Safety During Pregnancy

There is no evidence that topical sunless tanners cause harm during pregnancy, but there’s also no evidence confirming they’re safe. No studies have examined whether DHA increases the risk of preterm birth, low birth weight, or developmental effects on the child. The FDA’s approval of DHA is not specific to pregnancy or breastfeeding, and the agency does not require cosmetic companies to conduct safety testing for these populations.

Since DHA applied to the skin shows minimal systemic absorption, the theoretical risk from a lotion or cream is low. Spray tanning during pregnancy is harder to justify given the unknowns around inhalation. If you’re pregnant and want to use a self-tanner, a rub-on product avoids the inhalation question entirely.

How to Use Sunless Tanner More Safely

  • Choose rub-on products over spray booths.

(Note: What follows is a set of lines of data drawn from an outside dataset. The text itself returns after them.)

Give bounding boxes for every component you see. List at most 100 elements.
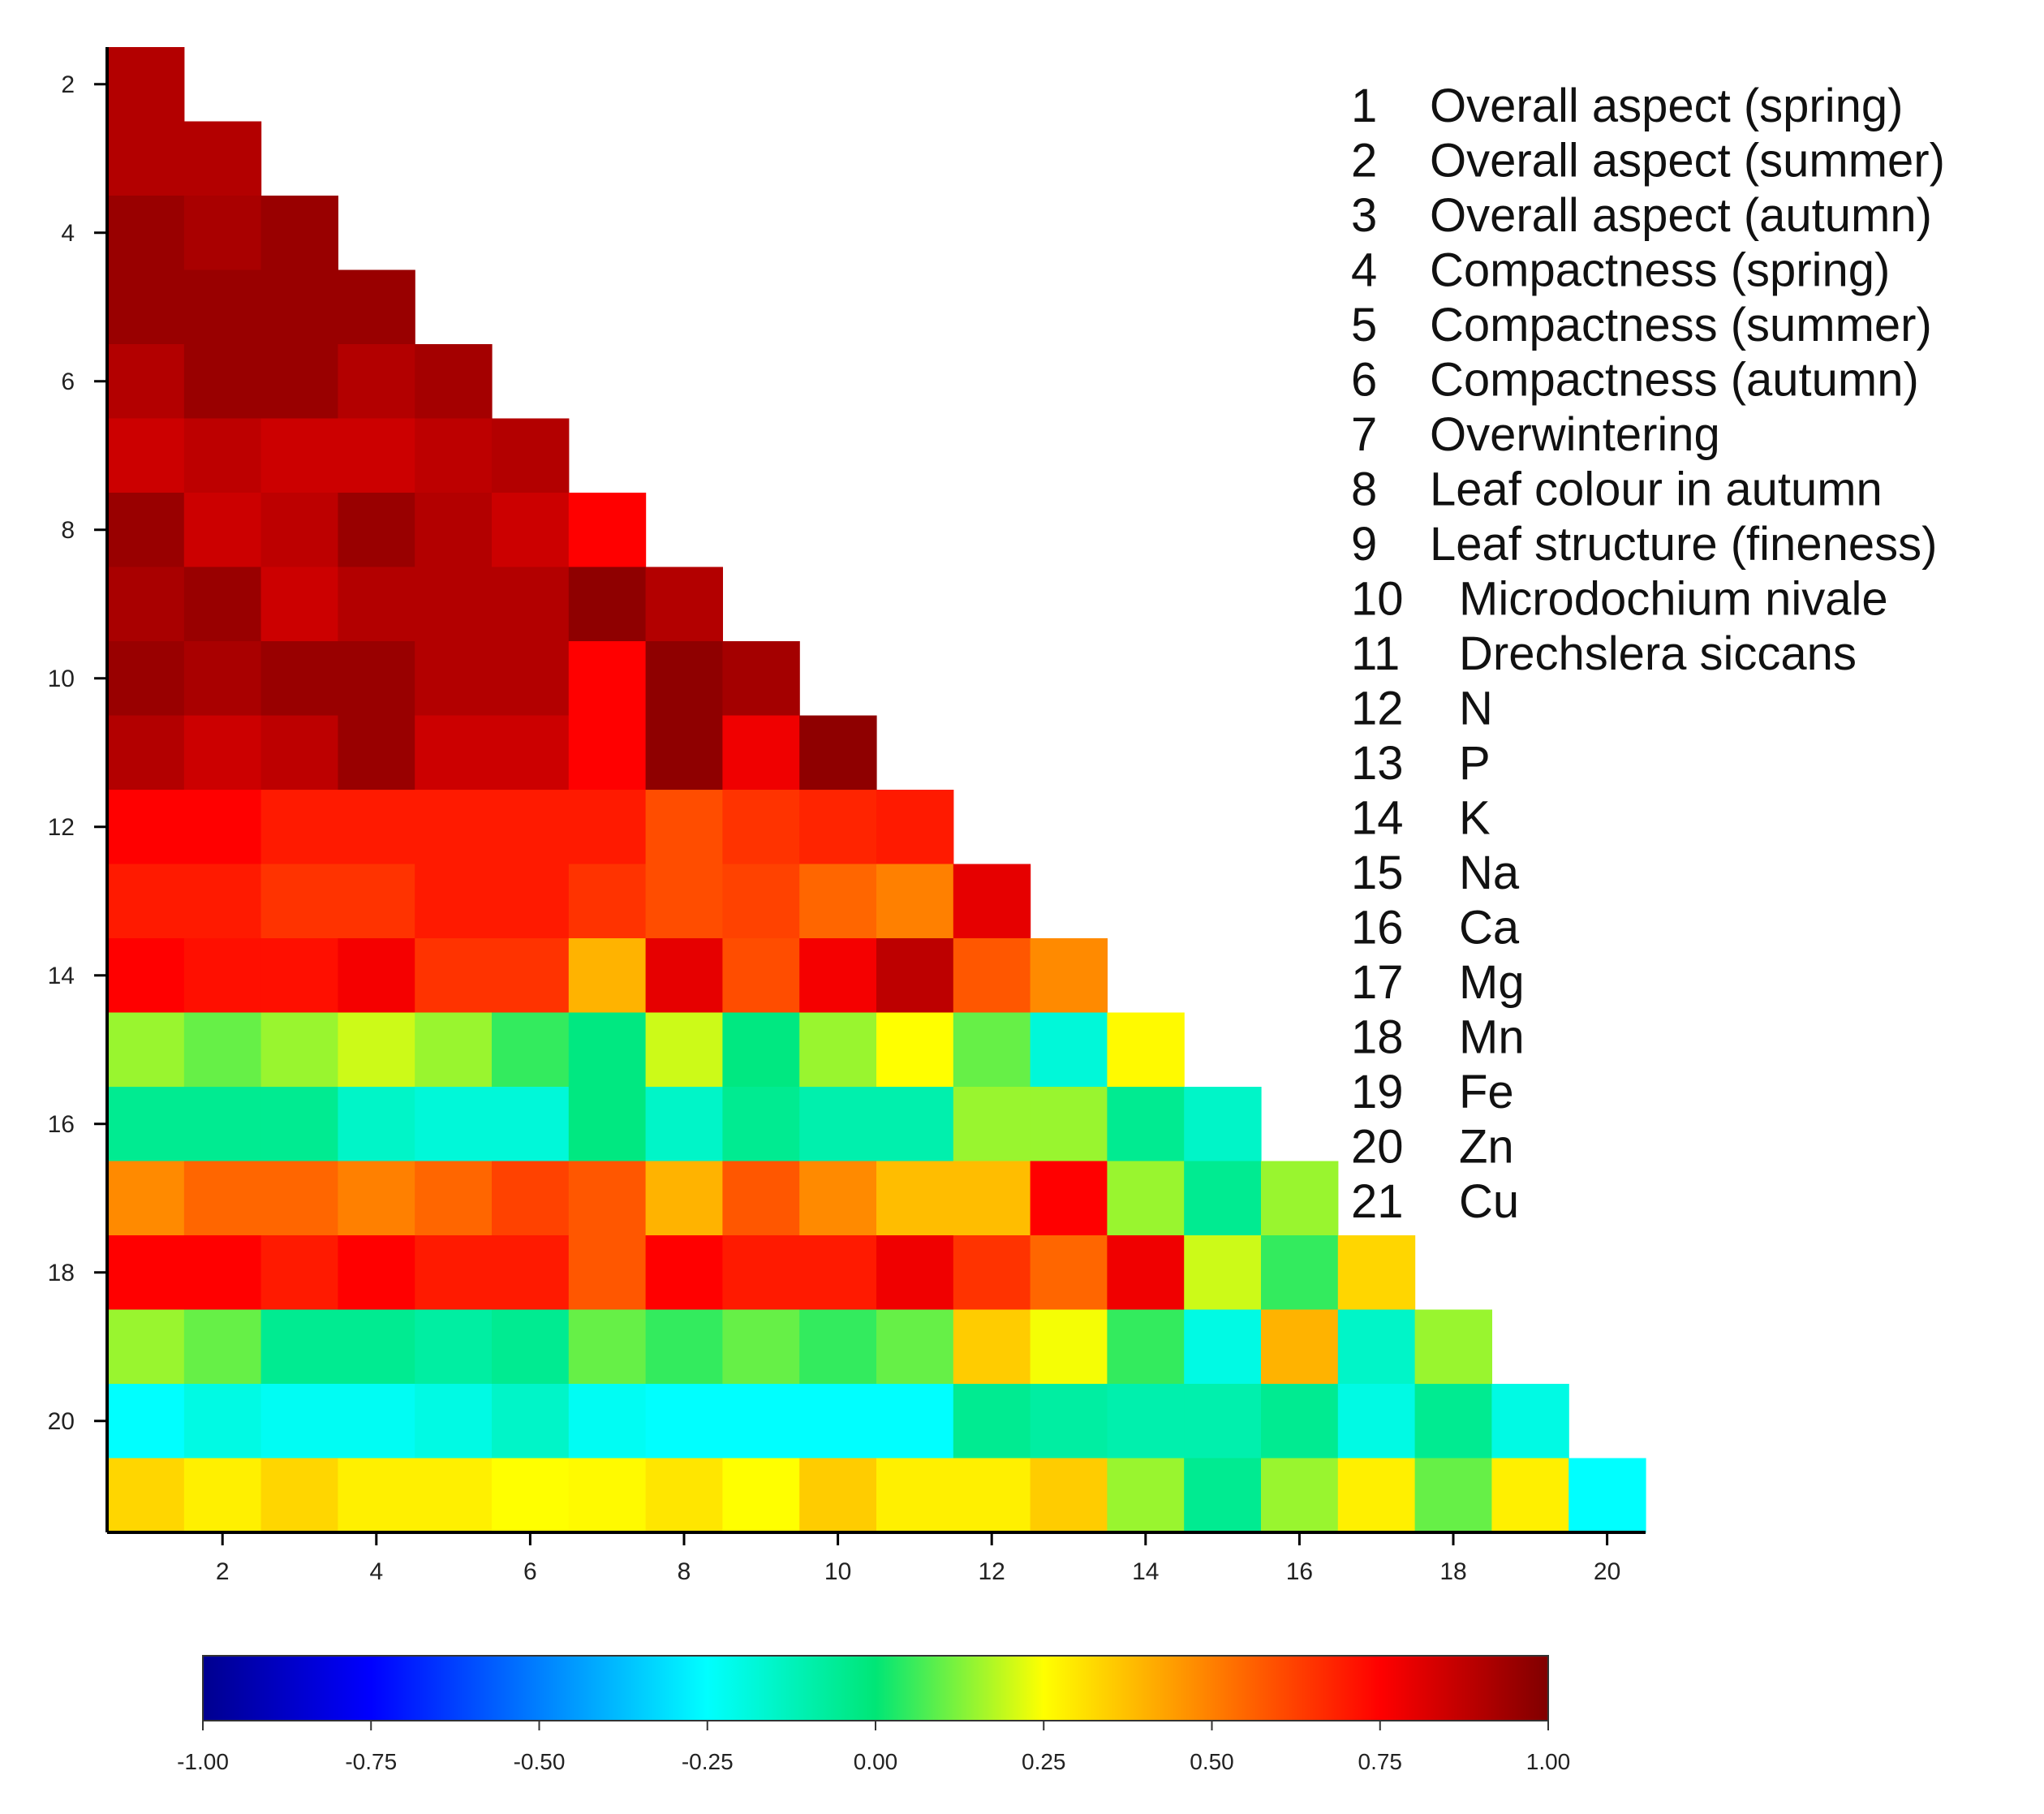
heatmap-cell-r6-c1 xyxy=(107,344,185,420)
y-tick-label: 12 xyxy=(48,814,75,841)
heatmap-cell-r15-c7 xyxy=(568,1012,647,1088)
heatmap-cell-r18-c15 xyxy=(1184,1235,1262,1311)
heatmap-cell-r11-c10 xyxy=(799,715,877,791)
heatmap-cell-r20-c7 xyxy=(568,1384,647,1459)
heatmap-cell-r7-c3 xyxy=(260,418,338,493)
heatmap-cell-r13-c10 xyxy=(799,864,877,939)
legend-number: 17 xyxy=(1351,956,1404,1009)
heatmap-cell-r18-c4 xyxy=(338,1235,415,1311)
heatmap-cell-r21-c18 xyxy=(1414,1458,1492,1533)
heatmap-cell-r11-c5 xyxy=(415,715,493,791)
legend-variable-name: Overall aspect (summer) xyxy=(1430,135,1945,187)
heatmap-cell-r4-c3 xyxy=(260,196,338,271)
heatmap-cell-r8-c7 xyxy=(568,493,647,568)
heatmap-cell-r10-c3 xyxy=(260,641,338,717)
heatmap-cell-r2-c1 xyxy=(107,47,185,123)
heatmap-cell-r20-c11 xyxy=(876,1384,954,1459)
heatmap-cell-r6-c4 xyxy=(338,344,415,420)
heatmap-cell-r10-c1 xyxy=(107,641,185,717)
heatmap-cell-r16-c9 xyxy=(722,1087,800,1162)
heatmap-cell-r9-c2 xyxy=(183,567,262,642)
colorbar-tick-label: -0.75 xyxy=(345,1749,397,1774)
heatmap-cell-r3-c2 xyxy=(183,121,262,196)
heatmap-cell-r14-c1 xyxy=(107,938,185,1014)
legend-variable-name: Leaf colour in autumn xyxy=(1430,463,1883,516)
heatmap-cells xyxy=(107,47,1646,1533)
heatmap-cell-r9-c4 xyxy=(338,567,415,642)
heatmap-cell-r18-c16 xyxy=(1261,1235,1339,1311)
legend-variable-name: P xyxy=(1459,737,1491,790)
heatmap-cell-r11-c9 xyxy=(722,715,800,791)
heatmap-cell-r3-c1 xyxy=(107,121,185,196)
heatmap-cell-r21-c19 xyxy=(1491,1458,1569,1533)
heatmap-cell-r18-c2 xyxy=(183,1235,262,1311)
heatmap-cell-r10-c7 xyxy=(568,641,647,717)
heatmap-cell-r18-c3 xyxy=(260,1235,338,1311)
heatmap-cell-r15-c12 xyxy=(953,1012,1031,1088)
heatmap-cell-r13-c11 xyxy=(876,864,954,939)
x-tick-label: 2 xyxy=(216,1558,230,1585)
heatmap-cell-r14-c10 xyxy=(799,938,877,1014)
heatmap-cell-r15-c9 xyxy=(722,1012,800,1088)
y-tick-label: 8 xyxy=(61,517,75,544)
heatmap-cell-r7-c1 xyxy=(107,418,185,493)
heatmap-cell-r20-c18 xyxy=(1414,1384,1492,1459)
heatmap-cell-r12-c5 xyxy=(415,790,493,865)
heatmap-cell-r15-c13 xyxy=(1030,1012,1108,1088)
heatmap-cell-r21-c10 xyxy=(799,1458,877,1533)
heatmap-cell-r14-c7 xyxy=(568,938,647,1014)
legend-variable-name: Leaf structure (fineness) xyxy=(1430,518,1937,571)
heatmap-cell-r19-c1 xyxy=(107,1309,185,1385)
legend-number: 6 xyxy=(1351,354,1377,407)
heatmap-cell-r16-c11 xyxy=(876,1087,954,1162)
heatmap-cell-r11-c4 xyxy=(338,715,415,791)
heatmap-cell-r18-c8 xyxy=(645,1235,723,1311)
legend-number: 8 xyxy=(1351,463,1377,516)
heatmap-cell-r18-c14 xyxy=(1107,1235,1185,1311)
heatmap-cell-r21-c7 xyxy=(568,1458,647,1533)
heatmap-cell-r21-c11 xyxy=(876,1458,954,1533)
heatmap-cell-r10-c2 xyxy=(183,641,262,717)
heatmap-cell-r17-c3 xyxy=(260,1161,338,1236)
heatmap-cell-r8-c2 xyxy=(183,493,262,568)
heatmap-cell-r16-c3 xyxy=(260,1087,338,1162)
heatmap-cell-r4-c1 xyxy=(107,196,185,271)
heatmap-cell-r21-c1 xyxy=(107,1458,185,1533)
heatmap-cell-r20-c17 xyxy=(1337,1384,1416,1459)
colorbar-tick-label: 0.25 xyxy=(1022,1749,1066,1774)
heatmap-cell-r20-c9 xyxy=(722,1384,800,1459)
heatmap-cell-r16-c15 xyxy=(1184,1087,1262,1162)
legend-variable-name: Mn xyxy=(1459,1011,1525,1064)
heatmap-cell-r6-c3 xyxy=(260,344,338,420)
heatmap-cell-r16-c7 xyxy=(568,1087,647,1162)
legend-variable-name: Cu xyxy=(1459,1175,1519,1228)
heatmap-cell-r16-c5 xyxy=(415,1087,493,1162)
heatmap-cell-r4-c2 xyxy=(183,196,262,271)
heatmap-cell-r12-c4 xyxy=(338,790,415,865)
heatmap-cell-r18-c11 xyxy=(876,1235,954,1311)
heatmap-cell-r7-c5 xyxy=(415,418,493,493)
heatmap-cell-r21-c9 xyxy=(722,1458,800,1533)
colorbar-tick-label: 0.75 xyxy=(1358,1749,1403,1774)
heatmap-cell-r14-c13 xyxy=(1030,938,1108,1014)
heatmap-cell-r14-c12 xyxy=(953,938,1031,1014)
heatmap-cell-r7-c4 xyxy=(338,418,415,493)
heatmap-cell-r13-c3 xyxy=(260,864,338,939)
legend-number: 5 xyxy=(1351,299,1377,351)
heatmap-cell-r21-c4 xyxy=(338,1458,415,1533)
heatmap-cell-r17-c13 xyxy=(1030,1161,1108,1236)
heatmap-cell-r6-c5 xyxy=(415,344,493,420)
heatmap-cell-r19-c3 xyxy=(260,1309,338,1385)
heatmap-cell-r12-c7 xyxy=(568,790,647,865)
heatmap-cell-r16-c10 xyxy=(799,1087,877,1162)
heatmap-cell-r9-c5 xyxy=(415,567,493,642)
legend-number: 21 xyxy=(1351,1175,1404,1228)
heatmap-cell-r14-c4 xyxy=(338,938,415,1014)
heatmap-cell-r14-c5 xyxy=(415,938,493,1014)
y-tick-label: 4 xyxy=(61,220,75,247)
heatmap-cell-r21-c5 xyxy=(415,1458,493,1533)
legend-variable-name: Overwintering xyxy=(1430,408,1720,461)
x-tick-label: 14 xyxy=(1132,1558,1159,1585)
heatmap-cell-r19-c16 xyxy=(1261,1309,1339,1385)
heatmap-cell-r5-c2 xyxy=(183,269,262,345)
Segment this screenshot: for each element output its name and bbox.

Lotions, mousses, and creams keep DHA on your skin and out of your lungs.
  • If you do use a spray booth, wear the nose plugs, lip balm, and eye protection the salon offers. Breathe shallowly or hold your breath during application.
  • Apply sunscreen separately. A self-tanner does not replace UV protection. Use a broad-spectrum sunscreen with at least SPF 30, especially within 24 hours of applying a self-tanner.
  • Keep DHA away from mucous membranes. Avoid applying self-tanner near your eyes, lips, nostrils, and ears.
  • Patch test first if you have sensitive or reactive skin, since other ingredients in the formula may cause irritation even if DHA itself is unlikely to.

Compared to UV tanning, whether from the sun or a tanning bed, sunless tanners are dramatically safer. UV exposure is a proven carcinogen responsible for the majority of skin cancers. A self-tanner gives you the color without that risk. The key is understanding the limits of that safety: keep DHA on your skin, not in your lungs, and don’t let a fake tan trick you into skipping sunscreen.